The investigation follows finds in the surrounding area which has identified radon gas levels up to 15 times higher than the acceptable levels. The town council plans to write to all its council housing tenants who have been living in houses built before the radon gas barriers were introduced ten years ago.
Confronted with the time sensitivity of the matter, Fermoy Town Mayor Tadhg O’Donovan stated, “It depends on the cooperation of the tenants involved.” He also stated, “because of the importance and risk undertaken we hope that all residents and owners of houses built pre 1998 would contemplate taking the exercise”, as the council only carries a small fraction of the entire housing population.
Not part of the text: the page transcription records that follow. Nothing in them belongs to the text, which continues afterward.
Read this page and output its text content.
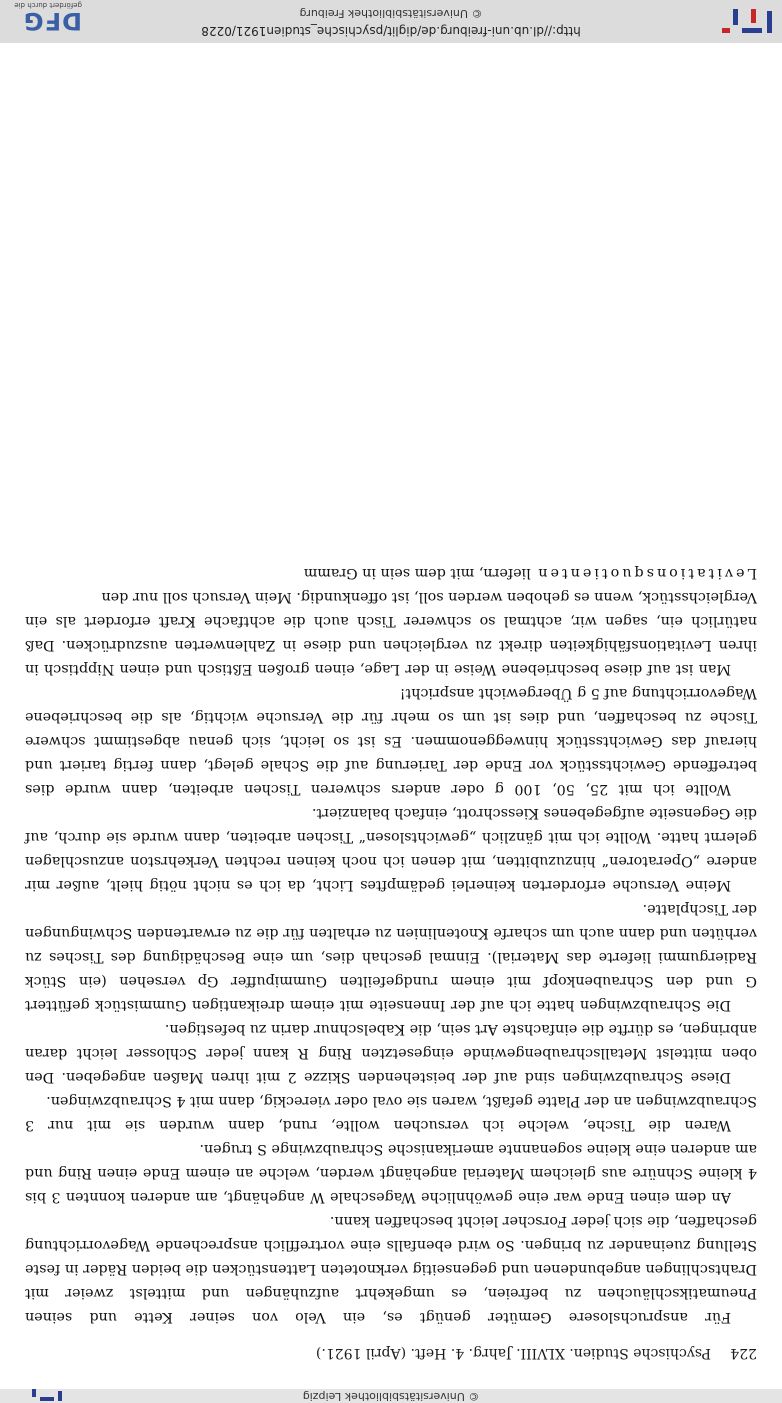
© Universitätsbibliothek Leipzig
224Psychische Studien. XLVIII. Jahrg. 4. Heft. (April 1921.)

Für anspruchslosere Gemüter genügt es, ein Velo von seiner Kette und seinen Pneumatikschläuchen zu befreien, es umgekehrt aufzuhängen und mittelst zweier mit Drahtschlingen angebundenen und gegenseitig verknoteten Lattenstücken die beiden Räder in feste Stellung zueinander zu bringen. So wird ebenfalls eine vortrefflich ansprechende Wagevorrichtung geschaffen, die sich jeder Forscher leicht beschaffen kann.

An dem einen Ende war eine gewöhnliche Wageschale W angehängt, am anderen konnten 3 bis 4 kleine Schnüre aus gleichem Material angehängt werden, welche an einem Ende einen Ring und am anderen eine kleine sogenannte amerikanische Schraubzwinge S trugen.

Waren die Tische, welche ich versuchen wollte, rund, dann wurden sie mit nur 3 Schraubzwingen an der Platte gefaßt, waren sie oval oder viereckig, dann mit 4 Schraubzwingen.

Diese Schraubzwingen sind auf der beistehenden Skizze 2 mit ihren Maßen angegeben. Den oben mittelst Metallschraubengewinde eingesetzten Ring R kann jeder Schlosser leicht daran anbringen, es dürfte die einfachste Art sein, die Kabelschnur darin zu befestigen.

Die Schraubzwingen hatte ich auf der Innenseite mit einem dreikantigen Gummistück gefüttert G und den Schraubenkopf mit einem rundgefeilten Gummipuffer Gp versehen (ein Stück Radiergummi lieferte das Material). Einmal geschah dies, um eine Beschädigung des Tisches zu verhüten und dann auch um scharfe Knotenlinien zu erhalten für die zu erwartenden Schwingungen der Tischplatte.

Meine Versuche erforderten keinerlei gedämpftes Licht, da ich es nicht nötig hielt, außer mir andere „Operatoren“ hinzuzubitten, mit denen ich noch keinen rechten Verkehrston anzuschlagen gelernt hatte. Wollte ich mit gänzlich „gewichtslosen“ Tischen arbeiten, dann wurde sie durch, auf die Gegenseite aufgegebenes Kiesschrott, einfach balanziert.

Wollte ich mit 25, 50, 100 g oder anders schweren Tischen arbeiten, dann wurde dies betreffende Gewichtsstück vor Ende der Tarierung auf die Schale gelegt, dann fertig tariert und hierauf das Gewichtsstück hinweggenommen. Es ist so leicht, sich genau abgestimmt schwere Tische zu beschaffen, und dies ist um so mehr für die Versuche wichtig, als die beschriebene Wagevorrichtung auf 5 g Übergewicht anspricht!

Man ist auf diese beschriebene Weise in der Lage, einen großen Eßtisch und einen Nipptisch in ihren Levitationsfähigkeiten direkt zu vergleichen und diese in Zahlenwerten auszudrücken. Daß natürlich ein, sagen wir, achtmal so schwerer Tisch auch die achtfache Kraft erfordert als ein Vergleichsstück, wenn es gehoben werden soll, ist offenkundig. Mein Versuch soll nur den

Levitationsquotienten liefern, mit dem sein in Gramm

http://dl.ub.uni-freiburg.de/diglit/psychische_studien1921/0228
© Universitätsbibliothek Freiburg
DFG
gefördert durch die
Radon is a naturally occurring radioactive gas that originates from the decay of uranium in rocks and soils. It has no smell, colour or taste and can only be identified using special detectors.
Outdoors radon quickly dilutes to harmless concentrations, but when it enters an enclosed space, such as a house or other building, it can accumulate to unacceptably high concentrations. This gives rise to a radiation dose, which may cause lung cancer.
The gas is a Class-1 carcinogen. Long-term exposure to radon increases the risk of lung cancer. Based on current knowledge it is estimated that in Ireland, for the population as a whole, a lifetime exposure (i.e. 70 yrs) to radon in the home at the Reference Level of 200 Bq/m3 carries a risk of about 1 in 50 of contracting fatal lung cancer.
This is approximately twice the risk of death in a road accident. Radon is linked to approximately 200 lung cancer deaths in Ireland every year. For people who smoke, the risk from radon is considerably greater than for people who never smoked.